Le 24 février 2022 a bouleversé la vie de millions d’Ukrainiens. Aujourd’hui, quand on prononce le mot «victoire», on s’imagine que ce jour-là sera comme un jour d’avant. Un jour normal, un jour de paix, un 23 février 2022, pour ainsi dire.
Mais non. Pour nous, il n’y aura plus de 23 février. Il n’y aura plus jamais un jour qui ressemble à nos jours d’avant.
Nous avons marché à côté des tombes dans la forêt d’Izioum, dans la région de Kharkiv. Nous avons visité des villages comme Kamianka ou Dolyna, entre Izioum et Sloviansk, qui évoquent un film post-apocalyptique, où une dizaine de personnes habitent dans les ruines de leurs maisons sans eau ni électricité. Nous avons regardé dans les yeux la mère de Volodymyr Vakoulenko, un auteur de livres pour enfants qui a été tué par les Russes dans son village de Kapitolivka, à côté d’Izioum. Elle a mis des mois à retrouver son corps. Nous avons vu les ruines de Sviatohirsk et sursauté en entendant des détonations dans la ville de Kherson libérée, que les Russes continuaient à bombarder pendant que nous nous trouvions à l’intérieur du musée d’art dont les collections ont été volées par les occupants.
Comment imaginer un retour au 23 février devant ces images ineffaçables? «Ici, j’ai essuyé le sang de mes enfants», nous a raconté une femme âgée en montrant l’escalier d’une maison privée dans le village de Bezrouky, dans la région de Kharkiv. Sa petite-fille de 8 ans et sa fille de 38 ans ont été tuées ici par une mine russe, en une seconde, un beau jour d’été 2022. L’enfant lisait un livre. Elle avait de bonnes notes à l’école.
La victoire? Si, le 23 février 2022, on nous avait montré, comme dans un film, tout ce qui nous attendait, nous serions certainement restés médusés, voire immobilisés de terreur, et sans doute incapables d’agir. Pourtant, nous avons traversé cette première année de guerre, jour après jour, en redoublant sans cesse d’efforts. Civils et militaires, hommes et femmes, petits et grands. Autant de personnes ordinaires qui ont démontré leur capacité à accomplir des choses extraordinaires. Certains l’ont fait en participant à la mobilisation sans y être obligés.
D’autres en payant leurs impôts et en donnant tous les jours davantage pour soutenir l’armée.

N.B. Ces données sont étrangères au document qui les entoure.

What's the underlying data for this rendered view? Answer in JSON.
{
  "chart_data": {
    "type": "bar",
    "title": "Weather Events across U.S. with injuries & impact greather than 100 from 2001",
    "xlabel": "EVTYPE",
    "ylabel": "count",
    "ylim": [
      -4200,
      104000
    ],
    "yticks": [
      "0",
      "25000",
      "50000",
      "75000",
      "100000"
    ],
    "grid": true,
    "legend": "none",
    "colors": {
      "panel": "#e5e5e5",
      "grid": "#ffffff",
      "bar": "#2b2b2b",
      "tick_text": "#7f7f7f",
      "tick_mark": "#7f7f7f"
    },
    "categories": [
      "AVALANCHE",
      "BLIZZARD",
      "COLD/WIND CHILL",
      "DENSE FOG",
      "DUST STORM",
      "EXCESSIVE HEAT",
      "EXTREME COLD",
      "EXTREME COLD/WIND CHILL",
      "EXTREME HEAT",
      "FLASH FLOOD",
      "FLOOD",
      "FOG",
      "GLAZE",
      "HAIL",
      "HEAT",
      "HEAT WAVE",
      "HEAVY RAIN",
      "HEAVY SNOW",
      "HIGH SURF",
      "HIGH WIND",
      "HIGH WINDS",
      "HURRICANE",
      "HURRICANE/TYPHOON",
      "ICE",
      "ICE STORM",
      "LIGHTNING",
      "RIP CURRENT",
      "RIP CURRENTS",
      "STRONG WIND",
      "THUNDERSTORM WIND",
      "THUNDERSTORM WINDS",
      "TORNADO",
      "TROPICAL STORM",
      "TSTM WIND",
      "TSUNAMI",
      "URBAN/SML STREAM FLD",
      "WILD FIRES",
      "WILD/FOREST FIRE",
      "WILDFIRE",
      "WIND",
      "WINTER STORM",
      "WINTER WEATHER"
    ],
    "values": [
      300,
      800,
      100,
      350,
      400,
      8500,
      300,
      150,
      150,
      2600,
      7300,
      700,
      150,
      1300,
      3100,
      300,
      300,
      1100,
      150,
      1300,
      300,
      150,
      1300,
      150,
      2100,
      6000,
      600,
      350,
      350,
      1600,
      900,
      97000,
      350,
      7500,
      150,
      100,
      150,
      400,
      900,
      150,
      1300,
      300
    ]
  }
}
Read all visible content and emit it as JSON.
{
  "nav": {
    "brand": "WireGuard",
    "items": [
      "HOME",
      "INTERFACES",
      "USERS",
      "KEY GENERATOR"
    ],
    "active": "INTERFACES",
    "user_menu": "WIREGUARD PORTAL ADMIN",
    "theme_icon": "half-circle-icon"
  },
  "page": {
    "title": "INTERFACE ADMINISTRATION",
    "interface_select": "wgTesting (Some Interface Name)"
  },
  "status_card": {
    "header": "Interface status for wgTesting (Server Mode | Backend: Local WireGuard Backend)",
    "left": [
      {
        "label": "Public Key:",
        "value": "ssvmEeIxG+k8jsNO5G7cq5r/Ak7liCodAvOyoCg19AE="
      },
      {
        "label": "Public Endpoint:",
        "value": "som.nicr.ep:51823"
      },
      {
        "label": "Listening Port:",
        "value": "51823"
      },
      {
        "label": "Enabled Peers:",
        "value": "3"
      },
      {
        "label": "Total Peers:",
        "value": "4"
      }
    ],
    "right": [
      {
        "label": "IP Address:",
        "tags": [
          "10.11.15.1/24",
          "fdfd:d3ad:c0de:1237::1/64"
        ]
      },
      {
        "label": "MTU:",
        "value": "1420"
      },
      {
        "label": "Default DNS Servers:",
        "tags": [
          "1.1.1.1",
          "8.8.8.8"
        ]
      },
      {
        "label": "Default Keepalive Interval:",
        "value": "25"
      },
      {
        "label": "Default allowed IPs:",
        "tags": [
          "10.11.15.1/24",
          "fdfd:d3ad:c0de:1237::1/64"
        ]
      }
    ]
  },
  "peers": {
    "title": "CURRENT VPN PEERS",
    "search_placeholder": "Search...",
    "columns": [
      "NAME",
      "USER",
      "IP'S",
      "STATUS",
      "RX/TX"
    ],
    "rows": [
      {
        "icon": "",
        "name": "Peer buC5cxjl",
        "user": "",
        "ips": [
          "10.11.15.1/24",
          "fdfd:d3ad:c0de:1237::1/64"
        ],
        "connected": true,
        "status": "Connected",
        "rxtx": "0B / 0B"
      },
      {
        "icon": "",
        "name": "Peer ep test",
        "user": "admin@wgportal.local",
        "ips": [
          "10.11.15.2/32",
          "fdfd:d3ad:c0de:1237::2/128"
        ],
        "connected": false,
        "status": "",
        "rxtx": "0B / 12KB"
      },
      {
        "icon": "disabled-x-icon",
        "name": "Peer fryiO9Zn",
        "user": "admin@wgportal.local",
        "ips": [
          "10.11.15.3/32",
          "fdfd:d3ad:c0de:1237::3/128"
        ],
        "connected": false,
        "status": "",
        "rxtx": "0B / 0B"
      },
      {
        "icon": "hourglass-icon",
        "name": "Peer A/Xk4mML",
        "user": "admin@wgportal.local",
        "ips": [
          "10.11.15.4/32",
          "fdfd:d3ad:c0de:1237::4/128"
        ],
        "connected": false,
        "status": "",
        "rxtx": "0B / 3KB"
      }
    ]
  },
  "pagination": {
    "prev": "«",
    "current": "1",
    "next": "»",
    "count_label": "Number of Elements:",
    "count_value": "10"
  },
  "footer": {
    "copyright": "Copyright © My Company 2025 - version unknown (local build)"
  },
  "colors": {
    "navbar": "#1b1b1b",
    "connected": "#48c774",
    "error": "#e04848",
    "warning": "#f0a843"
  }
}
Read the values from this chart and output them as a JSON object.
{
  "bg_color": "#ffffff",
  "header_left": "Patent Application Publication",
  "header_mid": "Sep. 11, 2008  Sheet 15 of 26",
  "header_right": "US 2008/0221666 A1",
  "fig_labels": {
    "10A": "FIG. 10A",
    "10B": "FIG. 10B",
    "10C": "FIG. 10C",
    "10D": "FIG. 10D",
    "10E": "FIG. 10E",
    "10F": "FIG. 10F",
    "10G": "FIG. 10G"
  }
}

D’autres encore ont consacré leur temps libre aux diverses activités volontaires, du tissage de filets de camouflage à la fabrication de bougies de tranchée. Les petits sont allés à l’école, où les cours sont interrompus par des alertes aériennes, et les jeunes à l’université, en dépit des coupures d’électricité.
Or, personne ne sait ce qui nous attend. Nous savons seulement que nous continuerons à avancer, tous ensemble, jour après jour, vers la victoire. Car nous savons trop bien ce qui nous attend si nous baissons les bras. Les tombes d’Izioum seront à Kyiv. La ville de Lviv sera bombardée comme Kherson. La station nucléaire de Khmelnytskyï sera ciblée comme celle de Zaporijjia. Nous le savons, nous l’avons vu, nous avons témoigné.
Et lorsque nous fermons les yeux, nous voyons toujours les visages de ceux qui ne verront jamais le jour de la victoire. Iryna Tsvila, notre amie de Brovary qui adorait les roses de son jardin, qui a pris les armes le 24 février et qui est morte deux jours plus tard en défendant Kyiv. Mykola Rachok, mon étudiant en littérature, qui adorait les voitures et les romans d’aventure, mort au combat près de Pokrovsk en juillet 2022. Roman Barvinok, le violoniste, qui jouait du Vivaldi en face du palais présidentiel au printemps 2020, mort sur le front de l’Est en août 2022. Tant d’autres personnes. Des dizaines de milliers d’autres.
Le jour de la victoire viendra, et il ne ressemblera pas au 23 février 2022. Mais que ne sommes-nous pas prêts à faire pour nous en rapprocher?